More chuckles and snickers than laugh-out-loud guffaws
Who knew an existential crisis could be so funny? But that’s exactly what viewers get when they tune in to “Miracle Workers: Dark Ages,” the stand-alone Season 2 of the slick satirical series on Warner TV.
The cast is nothing to scoff at, mind you. It features Daniel Radcliffe, Steve Buscemi and an ensemble of likable actors who pull off both subtle and laugh-out-loud gags with tongues firmly in cheek.
In Season 1, Daniel portrays low-level angel Craig tasked with handling all of humanity’s prayers, while Steve plays God who, gravely distracted by his entrepreneurial pursuits (he wants to put up a new restaurant), decides to blow up Earth and its pesky, sinful inhabitants. But not if Craig and Eliza (Geraldine Viswanathan), from Heaven’s prayer-answering department, can help it!
This is where the talented cast’s versatility comes to the fore. In the 10-episode sophomore season of “Miracle Workers,” Wednesdays at 10:40 p.m. on Warner TV (channel 34/197 on SkyCable), the same bunch of actors takes on different characters in a totally different setting—from heaven to the medieval ages.
The show, created by former Harvard Lampoon president and “Saturday Night Live” scribe Simon Rich, takes an irreverent look at a period in time we know little about.
There’s a lot of fun and frothy humor to be had as “Dark Ages” follows a motley crew of wary and less-than-merry villagers working their way through the reign of a tough-talking king at a time characterized by “extreme income inequality, poor health care and widespread ignorance.”
Daniel is cast as a wig-wearing Prince Chauncley, the “underperforming” son of bloodthirsty King Cragnoor the Heartless who, as his name suggests, isn’t the benevolent monarch his subjects wish he was.
The young prince has difficulty living up to his father’s uncompromising cruelty. He can’t even execute the king’s orders to behead or shoot one of his men to demonstrate that he has what it takes to be his disapproving dad’s heir!
In this kingdom, the commoners are named after their jobs. In Steve’s case, he portrays the good-natured Ed Shitshoveler (yes, he does as his name implies), whose “reason for being” is put at risk when Shit-Con (think Comic-Con for shit shovelers) comes to town.
A businessman catches the impressionable villagers’ interest when he introduces a “revolutionary new innovation in waste management”: Digging holes for their you-know-what. Like, what else can Ed do if there’s no more poo to put aside? Change is a scary prospect, after all.
His daughter, Alexandra (Geraldine, whose delectably dry wit is a joy to see), isn’t cut from the same cloth, however. She doesn’t want to be as “common” as, say, Charlie the Cook, Thomas the Tailor or Becky the Baker, or as creepy as Peter the Pervert.

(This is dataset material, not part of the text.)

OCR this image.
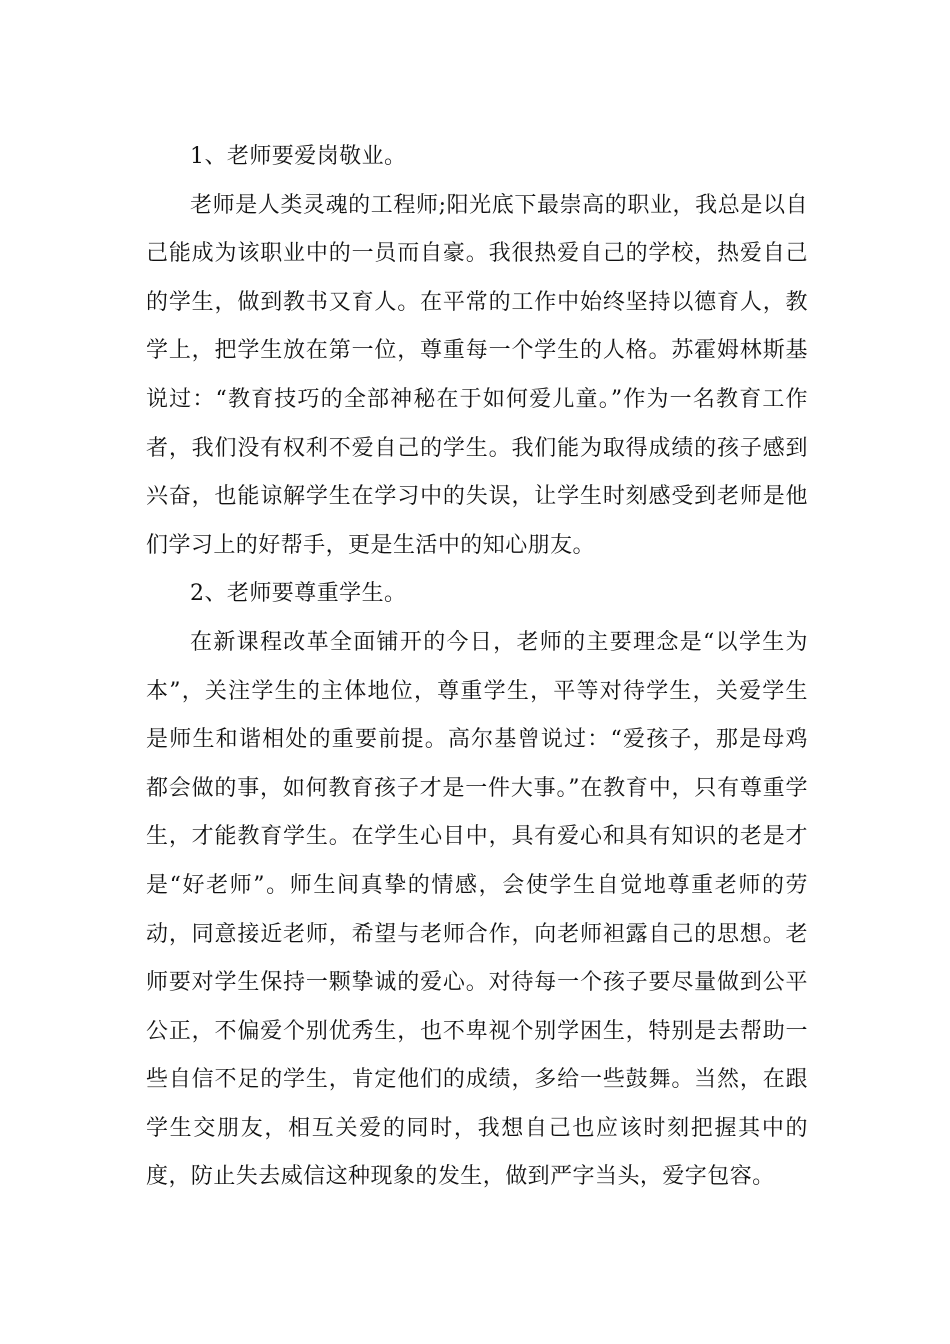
1、老师要爱岗敬业。

老师是人类灵魂的工程师;阳光底下最崇高的职业，我总是以自己能成为该职业中的一员而自豪。我很热爱自己的学校，热爱自己的学生，做到教书又育人。在平常的工作中始终坚持以德育人，教学上，把学生放在第一位，尊重每一个学生的人格。苏霍姆林斯基说过：“教育技巧的全部神秘在于如何爱儿童。”作为一名教育工作者，我们没有权利不爱自己的学生。我们能为取得成绩的孩子感到兴奋，也能谅解学生在学习中的失误，让学生时刻感受到老师是他们学习上的好帮手，更是生活中的知心朋友。

2、老师要尊重学生。

在新课程改革全面铺开的今日，老师的主要理念是“以学生为本”，关注学生的主体地位，尊重学生，平等对待学生，关爱学生是师生和谐相处的重要前提。高尔基曾说过：“爱孩子，那是母鸡都会做的事，如何教育孩子才是一件大事。”在教育中，只有尊重学生，才能教育学生。在学生心目中，具有爱心和具有知识的老是才是“好老师”。师生间真挚的情感，会使学生自觉地尊重老师的劳动，同意接近老师，希望与老师合作，向老师袒露自己的思想。老师要对学生保持一颗挚诚的爱心。对待每一个孩子要尽量做到公平公正，不偏爱个别优秀生，也不卑视个别学困生，特别是去帮助一些自信不足的学生，肯定他们的成绩，多给一些鼓舞。当然，在跟学生交朋友，相互关爱的同时，我想自己也应该时刻把握其中的度，防止失去威信这种现象的发生，做到严字当头，爱字包容。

She is an empowered woman who stubbornly sees a different future for herself.
For starters, Alex enrolls in a school, against her friends’ wishes, to educate herself—only to be told that, surprise, “The world is flat!”
But things take a life-changing turn when Alexandra and Prince Chauncley’s two worlds collide, literally. As a result of the “accident,” Ed is sent to the guillotine, only to be saved at the last minute by the prince’s kindness and “indecisiveness!”
The situation gets loopier when Alex “becomes” a doctor after she’s bestowed a degree by the village physician, who happens to know nothing about medicine or treating ill patients! She meets Prince Chauncley again after her brother suffers from hypothermia—for sitting naked on the egg of the prince’s favorite duck!
Sounds silly? You bet. There’s a lot more of that sort of zaniness in the show. But the 20-minute series’ gags are proficiently realized by its actors without making fools of themselves as they muse about themes young people can relate to—from bullying to the challenge of emerging out of successful parents’ shadows.
Its humor may not be that big or raucous, giving the initial impression that its high-profile stars are punching below their weight. But while it generates more snickers and chuckles than guffaws, its comedy is sophisticated enough to deserve its prized actors’ continually evolving comedic chops.